Further, Beijing sixth-placer Mara Yamauchi marked a sound return to action in a winning 32:19 over 10km in Berlin on the same day, setting up nicely for a strong marathon in Yokohama later on, and there is also Louise Damen (2h30:00) involved and returning Olympian Liz Yelling who ran a 72:14 over the half marathon in windy conditions at Peterborough. So Olympic berths won’t be easy to come by.

Nevertheless, selectors ought to leave at least a place open until their second and final meeting on 23 April and as long as Hallissey lies in the mix she can hope. After all, many things can happen and nothing can be ruled out. But at the moment she can allow herself to indulge in the magic of the moment, breathe the air of Olympic A territory and dare to dream.

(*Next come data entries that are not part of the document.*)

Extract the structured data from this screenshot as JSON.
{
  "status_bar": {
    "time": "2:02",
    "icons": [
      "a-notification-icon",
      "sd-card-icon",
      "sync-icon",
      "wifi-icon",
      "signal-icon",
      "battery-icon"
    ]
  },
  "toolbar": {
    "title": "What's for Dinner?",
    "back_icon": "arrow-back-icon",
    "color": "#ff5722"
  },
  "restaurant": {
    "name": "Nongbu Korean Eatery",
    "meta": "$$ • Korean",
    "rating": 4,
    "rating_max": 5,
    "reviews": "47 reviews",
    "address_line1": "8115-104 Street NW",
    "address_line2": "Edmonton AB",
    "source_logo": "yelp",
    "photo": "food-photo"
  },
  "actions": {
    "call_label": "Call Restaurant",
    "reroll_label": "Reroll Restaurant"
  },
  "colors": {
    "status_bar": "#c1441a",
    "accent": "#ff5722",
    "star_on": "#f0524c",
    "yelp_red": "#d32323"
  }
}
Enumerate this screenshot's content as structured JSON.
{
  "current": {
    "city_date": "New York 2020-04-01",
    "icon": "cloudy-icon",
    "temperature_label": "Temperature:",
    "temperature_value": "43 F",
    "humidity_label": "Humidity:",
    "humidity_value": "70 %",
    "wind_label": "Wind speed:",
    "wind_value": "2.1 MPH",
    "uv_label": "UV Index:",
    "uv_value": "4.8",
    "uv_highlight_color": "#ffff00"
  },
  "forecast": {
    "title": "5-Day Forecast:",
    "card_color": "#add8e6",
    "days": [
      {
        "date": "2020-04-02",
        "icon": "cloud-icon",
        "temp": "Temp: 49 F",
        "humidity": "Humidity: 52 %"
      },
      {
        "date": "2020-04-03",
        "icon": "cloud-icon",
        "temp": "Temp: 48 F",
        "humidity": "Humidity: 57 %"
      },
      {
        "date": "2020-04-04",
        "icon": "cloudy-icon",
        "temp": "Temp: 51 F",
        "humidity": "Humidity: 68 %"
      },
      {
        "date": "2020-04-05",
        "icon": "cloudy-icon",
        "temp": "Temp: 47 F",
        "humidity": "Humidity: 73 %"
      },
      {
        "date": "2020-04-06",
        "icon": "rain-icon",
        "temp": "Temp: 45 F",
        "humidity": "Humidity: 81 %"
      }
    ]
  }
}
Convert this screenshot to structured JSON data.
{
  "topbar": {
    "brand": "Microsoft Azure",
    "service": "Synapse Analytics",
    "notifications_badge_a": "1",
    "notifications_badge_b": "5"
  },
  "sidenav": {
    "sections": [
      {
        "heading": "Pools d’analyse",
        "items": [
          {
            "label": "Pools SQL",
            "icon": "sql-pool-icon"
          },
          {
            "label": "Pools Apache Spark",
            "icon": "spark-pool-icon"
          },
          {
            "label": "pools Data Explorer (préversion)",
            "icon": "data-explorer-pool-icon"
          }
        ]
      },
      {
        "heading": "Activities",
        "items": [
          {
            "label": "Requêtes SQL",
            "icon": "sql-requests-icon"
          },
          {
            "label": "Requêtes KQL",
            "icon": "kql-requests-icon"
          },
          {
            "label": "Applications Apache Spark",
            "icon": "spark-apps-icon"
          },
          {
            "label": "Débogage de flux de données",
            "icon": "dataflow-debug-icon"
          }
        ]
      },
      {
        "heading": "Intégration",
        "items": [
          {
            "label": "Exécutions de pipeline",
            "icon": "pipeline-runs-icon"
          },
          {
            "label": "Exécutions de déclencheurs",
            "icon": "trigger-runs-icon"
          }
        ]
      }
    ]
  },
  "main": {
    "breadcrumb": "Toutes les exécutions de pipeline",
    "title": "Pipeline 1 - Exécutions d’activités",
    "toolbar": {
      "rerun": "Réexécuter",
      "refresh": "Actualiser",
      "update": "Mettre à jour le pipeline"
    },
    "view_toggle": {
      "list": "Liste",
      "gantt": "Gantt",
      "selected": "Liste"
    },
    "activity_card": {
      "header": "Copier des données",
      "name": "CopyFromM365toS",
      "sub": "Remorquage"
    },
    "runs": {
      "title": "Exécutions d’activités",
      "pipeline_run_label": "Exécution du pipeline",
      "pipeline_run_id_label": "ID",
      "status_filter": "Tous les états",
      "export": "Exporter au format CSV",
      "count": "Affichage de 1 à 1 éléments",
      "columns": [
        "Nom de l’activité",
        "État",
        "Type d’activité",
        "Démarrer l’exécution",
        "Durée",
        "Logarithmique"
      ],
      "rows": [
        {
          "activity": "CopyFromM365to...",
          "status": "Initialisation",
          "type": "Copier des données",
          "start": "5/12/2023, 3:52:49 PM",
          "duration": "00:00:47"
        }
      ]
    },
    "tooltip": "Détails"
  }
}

Back in the race, Shobukova turned even more than equal to her billing as she poured on a relentless pace out in front to surge away to an overwhelming victory in a smashing national record of 2h18:20, moving second fastest woman ever behind Radcliffe, turning the race into a virtual time trial and over as a contest by the third quarter of the distance. But, if anything, she served up a clear warning of her menacing intentions and might have tipped the favourite tag slightly in her favour ahead of the Olympics in summer.

That was, incidentally, her fourth PB in as many marathons over the last two seasons to shape an impressive statistic; starting with a 2h22:00 clocking in London to move on through Chicago, again, in 2h20:25 last year and back to the English capital in 2h20:15 last spring before setting her latest milestone for an awesome streak. So it is going to be intriguing to see whether she can keep the trend going.

Of course, things are far from settled yet as to who is going to be in pole position heading into the Olympics season and everybody will be looking for Mary Keitany‘s response in the Big Apple next month, having showed herself in sizzling form on the road recently. The Kenyan has also got a slight psychological edge as she beat the Russian in London, a further point to her advantage.

Funnily enough, Shobukova isn’t enjoying the best of relationships with London having suffered her only two defeats out of six outings in the marathon there, a stark contrast with Radcliffe who is unbeaten on this ground and will be hoping to turn home advantage to good effect come the Olympics. World champion Edna Kiplagat, currently sidelined with a knee injury, is also a force to be reckoned with.

Ejegayehu Dibaba (ETH) marked a striking debut of 2h22:09 for runner-up a long way behind and will fancy her own chances in London, especially if she takes a minute or two off that time by next summer, and Japan’s Kayoko Fukushi was third in a PB of 2h24:38. The Ethiopian’s time, by the way, offered the third fastest initiation over the distance in history.